Suor Cristiana Dobner, teologa carmelitana scalza, sul «dono immenso del corpo e del sangue del Signore Gesù»: «Cogliere in quel pezzo di pane la Sua presenza»
di Cristiana DOBNER
Teologa carmelitana scalza
A Israele pellegrino nel deserto l’Altissimo donò come cibo la manna. Fu un cammino lungo sulla via per giungere alla Terra promessa.
Anche noi siamo pellegrini, non per amarcord o per atteggiamento nostalgico e ripetitivo, quanto per portare a memoria la radice fondante della fede. Cammino radicato nella storia del nostro secolo, della nostra esistenza, dei luoghi in cui, giorno dopo giorno, viviamo da cittadini del mondo.
Proprio dal nostro procedere scaturisce l’incarnazione nel tempo della nostra fede. Non siamo gettati – non si sa bene da quale filosofia alienante o da bizzarro destino indefinito in mano a un pantheon di dei – in un gorgo che ci travolge: dal momento in cui apriamo gli occhi alla storia fino a quando definitivamente li chiudiamo. Siamo dono d’amore di Dio ai nostri genitori e dono all’umanità intera. Bisogna scoprirlo, accettarlo e amarlo.
Il Misericorde, il Dio che ha gli uteri, come Egli stesso si è detto, donandoci il Suo Nome, El Rahum, ci ha rivelato, ci ha generato e continua a generarci. La Sua mano ci sorregge, ci indica le tappe e le percorre con noi. Senza magari che lo percepiamo.
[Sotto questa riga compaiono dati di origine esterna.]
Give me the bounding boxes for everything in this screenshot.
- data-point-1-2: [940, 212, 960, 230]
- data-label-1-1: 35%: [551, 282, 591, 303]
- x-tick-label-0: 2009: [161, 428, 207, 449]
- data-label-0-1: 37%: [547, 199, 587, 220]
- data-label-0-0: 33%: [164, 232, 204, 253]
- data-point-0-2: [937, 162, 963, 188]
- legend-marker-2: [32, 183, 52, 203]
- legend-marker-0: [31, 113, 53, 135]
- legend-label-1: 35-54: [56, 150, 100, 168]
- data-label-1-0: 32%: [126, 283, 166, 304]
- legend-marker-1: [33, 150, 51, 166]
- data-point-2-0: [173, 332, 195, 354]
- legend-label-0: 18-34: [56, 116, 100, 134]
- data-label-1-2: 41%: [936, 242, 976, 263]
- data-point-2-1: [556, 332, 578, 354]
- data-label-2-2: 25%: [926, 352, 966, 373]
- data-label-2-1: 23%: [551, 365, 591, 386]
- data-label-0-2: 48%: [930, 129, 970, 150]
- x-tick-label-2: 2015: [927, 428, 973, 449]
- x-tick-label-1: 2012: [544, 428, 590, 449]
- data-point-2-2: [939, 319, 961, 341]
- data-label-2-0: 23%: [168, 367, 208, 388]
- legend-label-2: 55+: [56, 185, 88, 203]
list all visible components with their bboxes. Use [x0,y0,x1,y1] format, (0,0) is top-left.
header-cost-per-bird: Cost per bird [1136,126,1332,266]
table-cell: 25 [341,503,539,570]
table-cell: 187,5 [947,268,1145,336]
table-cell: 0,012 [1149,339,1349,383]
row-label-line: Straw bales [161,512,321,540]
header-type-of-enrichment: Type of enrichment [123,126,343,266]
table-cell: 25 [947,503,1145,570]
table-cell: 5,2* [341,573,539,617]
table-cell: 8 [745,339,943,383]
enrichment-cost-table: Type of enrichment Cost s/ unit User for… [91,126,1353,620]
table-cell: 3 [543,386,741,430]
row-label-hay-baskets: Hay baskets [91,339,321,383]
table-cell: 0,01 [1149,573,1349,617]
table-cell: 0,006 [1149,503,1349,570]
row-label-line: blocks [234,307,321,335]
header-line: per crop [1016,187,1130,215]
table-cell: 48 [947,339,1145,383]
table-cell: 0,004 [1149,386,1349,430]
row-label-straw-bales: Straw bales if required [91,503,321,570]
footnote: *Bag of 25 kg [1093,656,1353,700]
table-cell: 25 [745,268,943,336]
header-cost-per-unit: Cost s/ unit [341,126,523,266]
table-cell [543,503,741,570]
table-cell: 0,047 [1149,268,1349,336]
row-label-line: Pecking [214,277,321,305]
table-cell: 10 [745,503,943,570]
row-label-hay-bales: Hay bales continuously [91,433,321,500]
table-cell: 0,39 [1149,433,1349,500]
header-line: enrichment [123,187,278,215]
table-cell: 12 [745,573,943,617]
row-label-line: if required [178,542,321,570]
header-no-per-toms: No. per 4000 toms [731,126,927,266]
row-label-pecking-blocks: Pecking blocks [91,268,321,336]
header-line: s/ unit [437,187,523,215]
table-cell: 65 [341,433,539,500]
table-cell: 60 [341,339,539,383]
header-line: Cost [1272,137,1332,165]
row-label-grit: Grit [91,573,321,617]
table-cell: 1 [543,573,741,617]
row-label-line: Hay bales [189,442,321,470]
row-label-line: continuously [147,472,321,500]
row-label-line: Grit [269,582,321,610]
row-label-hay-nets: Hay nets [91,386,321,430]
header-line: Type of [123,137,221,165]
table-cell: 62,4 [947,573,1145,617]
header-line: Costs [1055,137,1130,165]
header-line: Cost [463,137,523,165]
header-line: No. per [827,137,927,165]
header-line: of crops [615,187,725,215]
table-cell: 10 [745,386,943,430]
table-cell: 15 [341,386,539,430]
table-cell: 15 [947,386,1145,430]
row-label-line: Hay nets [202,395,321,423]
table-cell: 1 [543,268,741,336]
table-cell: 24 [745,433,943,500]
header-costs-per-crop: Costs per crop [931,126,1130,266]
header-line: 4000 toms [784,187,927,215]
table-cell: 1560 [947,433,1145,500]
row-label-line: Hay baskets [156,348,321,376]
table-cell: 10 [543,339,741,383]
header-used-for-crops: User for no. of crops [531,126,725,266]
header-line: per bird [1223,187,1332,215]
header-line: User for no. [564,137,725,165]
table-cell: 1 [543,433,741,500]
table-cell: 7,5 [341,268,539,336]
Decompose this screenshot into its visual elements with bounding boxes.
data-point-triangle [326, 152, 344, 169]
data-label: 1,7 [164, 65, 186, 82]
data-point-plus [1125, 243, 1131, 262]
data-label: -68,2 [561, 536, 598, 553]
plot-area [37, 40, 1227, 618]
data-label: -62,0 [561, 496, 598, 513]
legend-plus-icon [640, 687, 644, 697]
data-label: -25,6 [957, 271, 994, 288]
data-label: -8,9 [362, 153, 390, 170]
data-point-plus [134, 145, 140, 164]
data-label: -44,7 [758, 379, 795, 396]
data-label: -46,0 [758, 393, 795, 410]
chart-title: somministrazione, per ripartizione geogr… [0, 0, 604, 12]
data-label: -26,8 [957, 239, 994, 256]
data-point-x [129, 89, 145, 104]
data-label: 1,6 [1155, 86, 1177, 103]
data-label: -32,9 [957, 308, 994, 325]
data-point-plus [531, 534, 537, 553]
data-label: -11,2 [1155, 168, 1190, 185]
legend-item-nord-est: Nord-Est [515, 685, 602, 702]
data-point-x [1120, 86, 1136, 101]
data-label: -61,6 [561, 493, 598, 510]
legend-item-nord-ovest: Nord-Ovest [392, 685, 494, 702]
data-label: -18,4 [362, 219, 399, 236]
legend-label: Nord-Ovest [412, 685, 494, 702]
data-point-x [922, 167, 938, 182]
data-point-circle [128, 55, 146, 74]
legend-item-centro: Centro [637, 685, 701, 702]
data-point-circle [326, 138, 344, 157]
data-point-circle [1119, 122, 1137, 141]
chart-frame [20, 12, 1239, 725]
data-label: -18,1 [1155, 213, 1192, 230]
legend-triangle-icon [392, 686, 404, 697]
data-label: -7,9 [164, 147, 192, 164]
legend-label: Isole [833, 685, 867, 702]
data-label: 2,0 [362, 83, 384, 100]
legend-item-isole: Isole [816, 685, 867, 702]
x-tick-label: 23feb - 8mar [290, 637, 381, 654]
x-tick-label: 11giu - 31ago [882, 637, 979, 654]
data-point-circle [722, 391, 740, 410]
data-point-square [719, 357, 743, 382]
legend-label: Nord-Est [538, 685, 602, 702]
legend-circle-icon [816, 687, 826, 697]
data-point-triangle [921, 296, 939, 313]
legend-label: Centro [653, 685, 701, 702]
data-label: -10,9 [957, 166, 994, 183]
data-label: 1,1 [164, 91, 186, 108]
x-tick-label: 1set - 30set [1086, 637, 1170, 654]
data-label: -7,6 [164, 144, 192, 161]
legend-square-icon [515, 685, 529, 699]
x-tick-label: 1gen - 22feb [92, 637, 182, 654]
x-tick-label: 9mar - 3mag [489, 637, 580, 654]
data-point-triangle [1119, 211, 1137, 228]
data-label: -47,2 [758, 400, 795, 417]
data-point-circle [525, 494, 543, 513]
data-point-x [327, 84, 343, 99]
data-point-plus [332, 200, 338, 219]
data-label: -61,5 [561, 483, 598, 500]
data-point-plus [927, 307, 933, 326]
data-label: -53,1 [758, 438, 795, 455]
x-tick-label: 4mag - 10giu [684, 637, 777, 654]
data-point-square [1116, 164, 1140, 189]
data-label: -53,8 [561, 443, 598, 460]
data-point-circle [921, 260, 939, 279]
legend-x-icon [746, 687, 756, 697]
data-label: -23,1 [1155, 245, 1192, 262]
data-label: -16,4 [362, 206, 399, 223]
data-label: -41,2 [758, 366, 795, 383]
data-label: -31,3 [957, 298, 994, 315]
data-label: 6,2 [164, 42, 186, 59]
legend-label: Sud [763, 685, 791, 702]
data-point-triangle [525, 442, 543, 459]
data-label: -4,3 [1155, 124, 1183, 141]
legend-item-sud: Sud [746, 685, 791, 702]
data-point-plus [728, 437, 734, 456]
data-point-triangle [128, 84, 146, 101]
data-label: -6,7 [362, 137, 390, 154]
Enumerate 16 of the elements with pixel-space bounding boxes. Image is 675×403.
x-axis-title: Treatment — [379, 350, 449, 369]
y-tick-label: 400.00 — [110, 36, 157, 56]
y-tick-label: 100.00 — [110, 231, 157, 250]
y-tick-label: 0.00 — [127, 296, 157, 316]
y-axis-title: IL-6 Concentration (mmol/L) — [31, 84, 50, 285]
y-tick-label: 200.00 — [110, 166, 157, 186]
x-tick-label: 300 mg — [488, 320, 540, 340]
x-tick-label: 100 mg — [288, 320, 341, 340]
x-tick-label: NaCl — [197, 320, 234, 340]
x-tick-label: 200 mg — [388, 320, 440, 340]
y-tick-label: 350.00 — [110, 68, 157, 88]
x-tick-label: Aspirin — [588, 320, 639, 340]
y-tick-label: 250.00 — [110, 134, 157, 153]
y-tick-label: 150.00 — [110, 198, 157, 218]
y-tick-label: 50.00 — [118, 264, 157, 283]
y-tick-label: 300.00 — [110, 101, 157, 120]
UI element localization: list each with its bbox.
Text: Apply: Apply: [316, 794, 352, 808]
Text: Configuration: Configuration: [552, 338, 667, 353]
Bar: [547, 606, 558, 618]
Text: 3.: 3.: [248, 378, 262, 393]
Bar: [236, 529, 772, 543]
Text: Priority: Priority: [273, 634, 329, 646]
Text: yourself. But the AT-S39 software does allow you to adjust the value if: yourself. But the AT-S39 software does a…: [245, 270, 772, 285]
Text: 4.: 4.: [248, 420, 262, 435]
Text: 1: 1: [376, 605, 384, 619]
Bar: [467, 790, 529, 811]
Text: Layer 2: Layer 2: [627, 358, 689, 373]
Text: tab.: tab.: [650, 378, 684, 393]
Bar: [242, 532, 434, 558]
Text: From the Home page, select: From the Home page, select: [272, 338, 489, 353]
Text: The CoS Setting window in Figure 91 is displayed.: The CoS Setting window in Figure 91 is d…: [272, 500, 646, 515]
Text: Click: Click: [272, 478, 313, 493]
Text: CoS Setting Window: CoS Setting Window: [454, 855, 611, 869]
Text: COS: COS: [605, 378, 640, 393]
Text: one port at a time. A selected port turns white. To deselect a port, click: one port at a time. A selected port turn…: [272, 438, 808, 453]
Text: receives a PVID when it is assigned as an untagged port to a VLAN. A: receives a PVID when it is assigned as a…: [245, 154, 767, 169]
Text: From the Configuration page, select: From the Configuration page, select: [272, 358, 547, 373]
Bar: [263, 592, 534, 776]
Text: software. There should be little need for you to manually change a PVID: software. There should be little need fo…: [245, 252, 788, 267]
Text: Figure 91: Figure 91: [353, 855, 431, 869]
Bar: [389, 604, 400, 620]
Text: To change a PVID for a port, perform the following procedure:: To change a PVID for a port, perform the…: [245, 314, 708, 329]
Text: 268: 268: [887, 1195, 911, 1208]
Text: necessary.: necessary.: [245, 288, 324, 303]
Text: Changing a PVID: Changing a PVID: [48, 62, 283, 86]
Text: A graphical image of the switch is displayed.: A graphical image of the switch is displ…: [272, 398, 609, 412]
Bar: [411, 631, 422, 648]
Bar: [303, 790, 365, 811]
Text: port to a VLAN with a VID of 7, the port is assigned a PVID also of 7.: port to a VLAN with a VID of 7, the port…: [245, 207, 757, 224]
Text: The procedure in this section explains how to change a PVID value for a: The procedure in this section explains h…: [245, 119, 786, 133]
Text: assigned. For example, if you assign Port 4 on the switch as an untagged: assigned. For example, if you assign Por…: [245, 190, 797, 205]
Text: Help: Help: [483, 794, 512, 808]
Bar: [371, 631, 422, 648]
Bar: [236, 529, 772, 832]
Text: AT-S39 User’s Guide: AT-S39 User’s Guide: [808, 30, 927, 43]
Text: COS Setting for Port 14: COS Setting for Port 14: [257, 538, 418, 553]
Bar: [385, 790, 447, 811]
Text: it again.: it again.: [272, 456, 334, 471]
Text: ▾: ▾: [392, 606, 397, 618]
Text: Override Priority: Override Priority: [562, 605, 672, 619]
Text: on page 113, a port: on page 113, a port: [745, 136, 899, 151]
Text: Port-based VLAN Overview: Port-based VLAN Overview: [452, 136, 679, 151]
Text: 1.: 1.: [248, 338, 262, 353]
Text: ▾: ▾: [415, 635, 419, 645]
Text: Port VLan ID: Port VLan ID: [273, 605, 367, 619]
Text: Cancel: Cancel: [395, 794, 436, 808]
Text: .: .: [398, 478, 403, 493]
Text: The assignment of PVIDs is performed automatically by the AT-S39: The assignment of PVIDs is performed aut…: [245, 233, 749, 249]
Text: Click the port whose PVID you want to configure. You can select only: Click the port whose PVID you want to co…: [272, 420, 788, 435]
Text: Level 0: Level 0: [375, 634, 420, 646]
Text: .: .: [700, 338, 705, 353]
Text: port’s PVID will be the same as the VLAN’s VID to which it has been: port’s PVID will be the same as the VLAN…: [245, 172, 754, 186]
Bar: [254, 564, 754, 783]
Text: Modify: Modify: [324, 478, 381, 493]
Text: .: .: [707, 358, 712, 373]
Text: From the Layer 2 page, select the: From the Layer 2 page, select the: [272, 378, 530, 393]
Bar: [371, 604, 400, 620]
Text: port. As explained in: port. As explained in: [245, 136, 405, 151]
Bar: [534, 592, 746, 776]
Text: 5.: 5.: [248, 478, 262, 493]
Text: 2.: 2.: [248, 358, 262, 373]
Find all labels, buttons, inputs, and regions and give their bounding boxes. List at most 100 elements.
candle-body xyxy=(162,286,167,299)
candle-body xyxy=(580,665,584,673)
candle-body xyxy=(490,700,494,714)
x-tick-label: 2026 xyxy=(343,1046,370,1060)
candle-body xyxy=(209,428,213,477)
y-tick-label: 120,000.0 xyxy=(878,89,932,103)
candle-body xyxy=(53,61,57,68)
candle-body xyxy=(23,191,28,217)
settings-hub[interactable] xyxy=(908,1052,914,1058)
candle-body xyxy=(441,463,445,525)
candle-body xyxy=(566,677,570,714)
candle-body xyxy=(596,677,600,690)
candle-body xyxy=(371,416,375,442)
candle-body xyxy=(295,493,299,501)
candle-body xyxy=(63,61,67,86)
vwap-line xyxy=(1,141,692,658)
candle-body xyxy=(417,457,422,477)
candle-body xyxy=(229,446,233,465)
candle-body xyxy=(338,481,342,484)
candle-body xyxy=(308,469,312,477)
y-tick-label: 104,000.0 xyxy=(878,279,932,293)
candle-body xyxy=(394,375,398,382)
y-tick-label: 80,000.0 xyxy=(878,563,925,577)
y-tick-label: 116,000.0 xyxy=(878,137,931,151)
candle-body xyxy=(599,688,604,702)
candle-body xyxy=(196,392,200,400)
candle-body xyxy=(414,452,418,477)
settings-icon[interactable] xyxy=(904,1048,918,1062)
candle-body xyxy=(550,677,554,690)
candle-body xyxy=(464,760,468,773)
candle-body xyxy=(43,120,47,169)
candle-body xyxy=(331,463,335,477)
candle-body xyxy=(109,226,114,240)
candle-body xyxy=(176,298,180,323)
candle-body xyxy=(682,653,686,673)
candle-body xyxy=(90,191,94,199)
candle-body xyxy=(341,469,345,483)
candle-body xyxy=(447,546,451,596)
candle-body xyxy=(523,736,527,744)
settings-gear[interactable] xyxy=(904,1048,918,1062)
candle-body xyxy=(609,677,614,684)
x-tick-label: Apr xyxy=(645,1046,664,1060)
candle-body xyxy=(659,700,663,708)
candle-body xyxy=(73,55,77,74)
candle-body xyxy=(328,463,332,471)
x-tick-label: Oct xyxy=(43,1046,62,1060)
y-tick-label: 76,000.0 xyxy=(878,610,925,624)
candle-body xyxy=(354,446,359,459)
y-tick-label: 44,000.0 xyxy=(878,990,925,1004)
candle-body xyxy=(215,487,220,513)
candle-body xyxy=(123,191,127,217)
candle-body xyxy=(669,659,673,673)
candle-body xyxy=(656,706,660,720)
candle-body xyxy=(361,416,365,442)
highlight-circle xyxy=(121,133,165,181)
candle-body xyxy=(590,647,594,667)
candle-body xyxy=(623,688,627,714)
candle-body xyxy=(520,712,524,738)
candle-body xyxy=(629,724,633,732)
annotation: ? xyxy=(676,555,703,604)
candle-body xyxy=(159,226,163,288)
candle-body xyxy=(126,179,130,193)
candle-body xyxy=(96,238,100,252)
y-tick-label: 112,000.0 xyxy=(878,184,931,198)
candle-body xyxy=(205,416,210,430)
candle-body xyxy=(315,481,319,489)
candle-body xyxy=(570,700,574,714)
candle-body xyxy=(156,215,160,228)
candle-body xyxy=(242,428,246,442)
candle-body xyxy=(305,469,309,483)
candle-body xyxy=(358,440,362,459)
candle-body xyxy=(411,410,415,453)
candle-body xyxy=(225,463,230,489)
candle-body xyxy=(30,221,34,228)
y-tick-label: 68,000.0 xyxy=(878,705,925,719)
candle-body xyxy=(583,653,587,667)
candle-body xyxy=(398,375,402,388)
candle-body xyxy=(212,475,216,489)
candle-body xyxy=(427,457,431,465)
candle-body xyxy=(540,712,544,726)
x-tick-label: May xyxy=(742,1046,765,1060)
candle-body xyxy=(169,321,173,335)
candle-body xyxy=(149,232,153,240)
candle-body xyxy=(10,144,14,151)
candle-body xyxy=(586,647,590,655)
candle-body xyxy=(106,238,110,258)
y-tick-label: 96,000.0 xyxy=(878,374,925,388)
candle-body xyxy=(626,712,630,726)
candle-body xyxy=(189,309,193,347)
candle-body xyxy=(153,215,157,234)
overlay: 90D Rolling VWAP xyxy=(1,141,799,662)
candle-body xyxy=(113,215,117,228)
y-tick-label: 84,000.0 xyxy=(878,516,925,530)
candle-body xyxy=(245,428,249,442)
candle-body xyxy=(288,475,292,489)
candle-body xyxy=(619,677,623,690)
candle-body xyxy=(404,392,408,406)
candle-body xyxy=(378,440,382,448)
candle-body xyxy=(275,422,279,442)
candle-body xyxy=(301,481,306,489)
La realtà, con tutte le difficoltà che troppo spesso comporta, può essere trasfigurata, non dimenticata o rimossa, ma portata al suo compimento. Da noi e attraverso di noi. Diventiamo artefici del nostro presente, plasmiamo il nostro futuro.
Se siamo autoreferenziali, ci chiudiamo in un buco da cui non riusciamo più a uscire, un inghiottitoio senza scampo. L’autoreferenzialità può essere sconfitta e riportata a un richiamo, fuori di noi indubbiamente, ma che dimora dentro di noi da sempre: siamo stati creati a Sua immagine e somiglianza.
Il Battesimo ci ha donato un sigillo di vita Trinitaria che attende l’ascolto, il nostro farlo proprio nella vigilanza e nella custodia.
Il credente non muove i suoi passi in circolarità, in un eterno ritorno che produce vertigini e risulta inconcludente, perché si ritroverebbe sempre sui suoi passi. Miserabilmente sui suoi passi.
Il credente conosce la sua mèta: il Volto di Dio, che ci accoglierà al traguardo del cammino.
Non riusciremmo però a sopravvivere se il sigillo non potesse farsi carne, giorno dopo giorno, e allora abbiamo bisogno del dono immenso del Corpo e del Sangue del Signore Gesù che si è fatto pellegrino con noi e per noi.
Un Pellegrino che sfora i secoli e li sfida rimanendo in silenzio, in un’assenza d’intervento per chi non ha occhi e non sa cogliere in quel pezzo Pane la Sua Presenza, che penetra tutto e tutti e conosce un solo desiderio: portare al Padre.
Certamente la processione può sembrare un rituale di tempi andati, quando il popolo non aveva altri mezzi di aggregazione; può prestare il fianco all’obiezione dell’imbonimento e della pubblicità. In tempi, come i nostri, abituati a cortei e a manifestazioni di ogni tipo, a sfilate che agglomerano proteste di ogni ordine, è un anacronismo la processione del Corpus Domini?
Chiaramente dipende dall’animo di chi partecipa e di chi non partecipa. A questi ultimi rimane, se esiste nella loro educazione, almeno la categoria del rispetto, l’accettazione di un evento che non rivendica, non distrugge e non massacra.
Ai primi è richiesto di ritenersi poveri viandanti che hanno assoluto bisogno del Pane per proseguire nel loro cammino, non per esaltazione, ma per adesione: il camminare nelle strade dell’uomo è insieme un camminare di Dio nelle strade dell’uomo e per le strade dell’uomo, donando luce, certezza, aiuto, imparando a generare atti di misericordia.
Senza clamore, senza frastuono, senza esibizionismo. Seguendo il Misericorde, che ci ha amato fino a restare con noi in un pezzo di Pane, perché noi si diventi Pane per gli altri.